Bay Area: Advancing Economic Opportunity for Immigrants & Refugees

Across the country, immigrants and refugees serve as a catalyst for community revitalization and an engine of economic growth. While newcomers possess an entrepreneurial spirit, they often have limited access to asset building products and services, and many first and second-generation Americans struggle to achieve long-term financial stability. Dr. Manuel Pastor shared key findings from research commissioned by AFN and GCIR, and participants had the opportunity to hear from two experts from the field who shared lessons and best practices emerging from their work at this critical intersection.

Location

Silicon Valley Community Foundation 1300 S El Camino Real, San Mateo, CA 94402

Agenda

11:00 am – 11:30 am Registration 11:30 am – 12:30 pm Panel Discussion 12:30 pm – 12:45 pm Questions 12:45 pm – 1:30 pm Funder-only Discussion

Audience

This event was open to all members of Bay Area Asset Funders Network, Grantmakers Concerned with Immigrants & Refugees, and Northern California Grantmakers.

Speakers

Katharine Gin is the Co-Founder & Executive Director of Education for Fair Consideration. For more than 20 years, Katharine has worked to enhance arts and education opportunities for low-income and minority youth. She has developed innovative programs in schools, housing projects, and detention facilities. Her artistic and educational work with youth has been highlighted in college textbooks, literary anthologies, magazines, and national newspapers, including the New York Times, Wall Street Journal, Los Angeles Times, Harvard Educational Review, Pod Save America, and Fast Company. Outside of her work with E4FC, Katharine serves as Board President of the California Immigrant Policy Center (CIPC), on UC President Janet Napolitano’s Advisory Group on Undocumented Students, on the National Advisory Board of TheDream.US, and on the Underground Scholars Initiative at UC Berkeley. She also served as an advisor to the Nelson Fund at The Silicon Valley Community Foundation, where she oversaw the fund’s philanthropic investments in arts and education from 2001 to 2014. Katharine was born and raised in San Francisco, and received her BA from Yale University and MFA from the University of Oregon. She is the proud descendant of Chinese immigrants, who first came to the U.S. in the 1860s to work in the gold mines of California and later during the restrictive Chinese Exclusion Acts. She is also mother to Anna Dido Nordeson and partner to Kjell Nordeson.
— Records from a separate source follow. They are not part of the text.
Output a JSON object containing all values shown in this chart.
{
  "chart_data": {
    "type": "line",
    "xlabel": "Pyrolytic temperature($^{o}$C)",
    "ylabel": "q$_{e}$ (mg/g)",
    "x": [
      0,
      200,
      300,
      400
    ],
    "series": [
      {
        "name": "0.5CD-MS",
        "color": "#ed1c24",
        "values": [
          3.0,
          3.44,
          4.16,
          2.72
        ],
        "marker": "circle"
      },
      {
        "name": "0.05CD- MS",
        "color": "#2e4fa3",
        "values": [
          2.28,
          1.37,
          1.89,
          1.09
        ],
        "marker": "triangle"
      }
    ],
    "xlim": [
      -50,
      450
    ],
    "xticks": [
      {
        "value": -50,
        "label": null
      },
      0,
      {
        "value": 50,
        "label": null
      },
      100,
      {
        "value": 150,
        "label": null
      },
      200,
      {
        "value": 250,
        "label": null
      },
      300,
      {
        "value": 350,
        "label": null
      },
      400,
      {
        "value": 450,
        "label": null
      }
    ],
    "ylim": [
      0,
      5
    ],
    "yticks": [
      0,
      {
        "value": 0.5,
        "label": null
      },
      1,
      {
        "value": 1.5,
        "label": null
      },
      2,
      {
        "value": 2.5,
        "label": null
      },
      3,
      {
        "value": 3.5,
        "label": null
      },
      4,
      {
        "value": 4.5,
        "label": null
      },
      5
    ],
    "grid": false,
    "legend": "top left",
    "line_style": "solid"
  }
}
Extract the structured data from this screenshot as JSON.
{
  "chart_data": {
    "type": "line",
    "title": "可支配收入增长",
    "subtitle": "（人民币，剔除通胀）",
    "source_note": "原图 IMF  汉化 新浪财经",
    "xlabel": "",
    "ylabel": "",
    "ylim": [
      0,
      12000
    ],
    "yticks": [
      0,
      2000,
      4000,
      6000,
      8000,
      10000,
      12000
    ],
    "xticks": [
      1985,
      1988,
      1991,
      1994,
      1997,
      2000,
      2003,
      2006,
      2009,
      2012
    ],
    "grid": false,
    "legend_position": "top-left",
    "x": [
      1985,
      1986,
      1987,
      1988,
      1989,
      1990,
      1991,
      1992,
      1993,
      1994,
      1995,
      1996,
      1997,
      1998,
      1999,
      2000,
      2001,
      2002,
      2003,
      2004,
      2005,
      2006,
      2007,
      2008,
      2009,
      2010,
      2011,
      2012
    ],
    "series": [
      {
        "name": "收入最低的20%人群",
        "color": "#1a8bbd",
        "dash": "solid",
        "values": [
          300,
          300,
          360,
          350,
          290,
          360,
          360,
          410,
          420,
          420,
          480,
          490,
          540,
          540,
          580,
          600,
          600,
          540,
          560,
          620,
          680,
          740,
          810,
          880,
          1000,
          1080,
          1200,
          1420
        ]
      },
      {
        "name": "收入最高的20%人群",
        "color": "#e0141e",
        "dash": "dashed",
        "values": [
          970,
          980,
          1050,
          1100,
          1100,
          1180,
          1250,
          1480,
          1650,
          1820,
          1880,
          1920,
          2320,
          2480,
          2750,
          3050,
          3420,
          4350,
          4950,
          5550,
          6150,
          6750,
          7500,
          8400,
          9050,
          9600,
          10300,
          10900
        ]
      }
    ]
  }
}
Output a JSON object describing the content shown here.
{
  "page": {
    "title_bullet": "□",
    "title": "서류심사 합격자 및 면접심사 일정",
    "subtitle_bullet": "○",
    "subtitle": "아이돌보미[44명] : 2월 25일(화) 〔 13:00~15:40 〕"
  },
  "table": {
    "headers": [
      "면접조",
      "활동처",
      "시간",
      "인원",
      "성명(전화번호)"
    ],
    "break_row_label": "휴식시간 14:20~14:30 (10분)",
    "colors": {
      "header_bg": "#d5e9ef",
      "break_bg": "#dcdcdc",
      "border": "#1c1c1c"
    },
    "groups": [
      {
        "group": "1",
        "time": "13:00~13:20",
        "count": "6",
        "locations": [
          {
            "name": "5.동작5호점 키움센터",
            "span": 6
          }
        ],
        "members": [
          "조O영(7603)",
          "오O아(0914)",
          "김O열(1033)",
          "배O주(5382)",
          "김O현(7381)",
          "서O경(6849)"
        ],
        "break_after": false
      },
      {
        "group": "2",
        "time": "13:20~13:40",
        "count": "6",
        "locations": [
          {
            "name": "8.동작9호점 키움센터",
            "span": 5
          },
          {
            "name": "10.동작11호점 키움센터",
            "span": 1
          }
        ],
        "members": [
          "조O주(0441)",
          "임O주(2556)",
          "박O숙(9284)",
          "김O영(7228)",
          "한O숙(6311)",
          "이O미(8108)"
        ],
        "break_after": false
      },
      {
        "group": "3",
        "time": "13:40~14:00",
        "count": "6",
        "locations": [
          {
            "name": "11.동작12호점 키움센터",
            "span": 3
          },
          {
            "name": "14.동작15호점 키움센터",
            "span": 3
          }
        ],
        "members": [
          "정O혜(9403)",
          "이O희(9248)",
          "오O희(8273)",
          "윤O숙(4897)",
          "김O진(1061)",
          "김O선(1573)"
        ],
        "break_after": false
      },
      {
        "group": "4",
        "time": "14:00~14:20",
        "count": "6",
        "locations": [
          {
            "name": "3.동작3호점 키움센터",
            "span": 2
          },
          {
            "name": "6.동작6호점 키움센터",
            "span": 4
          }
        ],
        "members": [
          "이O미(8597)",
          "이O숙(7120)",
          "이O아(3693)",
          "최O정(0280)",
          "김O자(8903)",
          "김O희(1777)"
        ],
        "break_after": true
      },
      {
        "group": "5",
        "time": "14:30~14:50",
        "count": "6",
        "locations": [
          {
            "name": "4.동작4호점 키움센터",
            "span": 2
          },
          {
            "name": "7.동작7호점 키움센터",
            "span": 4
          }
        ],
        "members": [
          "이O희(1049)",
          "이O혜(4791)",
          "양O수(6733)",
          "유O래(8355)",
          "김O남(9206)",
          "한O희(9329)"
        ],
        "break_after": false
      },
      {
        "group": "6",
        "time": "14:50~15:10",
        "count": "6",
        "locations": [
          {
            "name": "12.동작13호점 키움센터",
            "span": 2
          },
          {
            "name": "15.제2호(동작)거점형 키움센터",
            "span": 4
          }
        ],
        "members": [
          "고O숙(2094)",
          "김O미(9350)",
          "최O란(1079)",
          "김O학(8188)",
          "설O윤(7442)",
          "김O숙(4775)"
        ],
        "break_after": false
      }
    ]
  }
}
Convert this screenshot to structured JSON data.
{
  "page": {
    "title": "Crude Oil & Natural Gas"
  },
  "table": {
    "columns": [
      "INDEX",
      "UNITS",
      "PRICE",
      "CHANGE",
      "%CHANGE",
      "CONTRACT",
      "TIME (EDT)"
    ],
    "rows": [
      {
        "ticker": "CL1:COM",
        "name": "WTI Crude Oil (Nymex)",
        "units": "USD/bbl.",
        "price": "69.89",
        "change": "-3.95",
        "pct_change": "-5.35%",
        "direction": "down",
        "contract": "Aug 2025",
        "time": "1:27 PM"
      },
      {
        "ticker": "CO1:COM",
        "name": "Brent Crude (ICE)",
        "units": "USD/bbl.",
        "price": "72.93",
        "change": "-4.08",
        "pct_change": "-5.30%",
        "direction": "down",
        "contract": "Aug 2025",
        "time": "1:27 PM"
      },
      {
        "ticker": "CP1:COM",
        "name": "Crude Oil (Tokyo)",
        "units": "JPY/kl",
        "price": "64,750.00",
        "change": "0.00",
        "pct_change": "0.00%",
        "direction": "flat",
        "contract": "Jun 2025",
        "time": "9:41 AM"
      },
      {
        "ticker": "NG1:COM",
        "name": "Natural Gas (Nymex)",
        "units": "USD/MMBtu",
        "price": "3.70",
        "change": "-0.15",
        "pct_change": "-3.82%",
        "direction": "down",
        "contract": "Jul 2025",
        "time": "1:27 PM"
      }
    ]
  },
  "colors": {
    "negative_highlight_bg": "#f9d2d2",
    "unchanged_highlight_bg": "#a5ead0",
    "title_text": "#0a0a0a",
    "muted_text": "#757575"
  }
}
Dr. Manuel Pastor is Professor of Sociology and American Studies & Ethnicity at the University of Southern California. He currently directs the Program for Environmental and Regional Equity (PERE) at USC and USC’s Center for the Study of Immigrant Integration (CSII). Pastor holds an economics Ph.D. from the University of Massachusetts, Amherst, and is the inaugural holder of the Turpanjian Chair in Civil Society and Social Change at USC. Read his full bio here.

Elena Chávez Quezada is a Senior Program Officer at the Walter and Elise Haas Fund. She manages the economic security portfolio. Her work supports a range of organizations across San Francisco and Alameda Counties focused on workforce development and asset-building. Elena is also a founding partner for the Closing the Women’s Wealth Gap Initiative; a Mayoral appointee to the San Francisco Citizen’s Committee on Community Development; and a member of several other advisory and steering committees related to economic security. Elena came to the Fund from Tipping Point Community, where she worked as a Senior Program Officer in supporting 12 nonprofits fighting poverty in the Bay Area. Prior to her roles in philanthropy, she managed the California expansion of Single Stop USA and worked on research and policy at the Aspen Institute’s Financial Security Program. Elena received a bachelor’s degree from Harvard University and a master’s degree in public policy from the Harvard Kennedy School, and lives in San Francisco with her husband and two sons.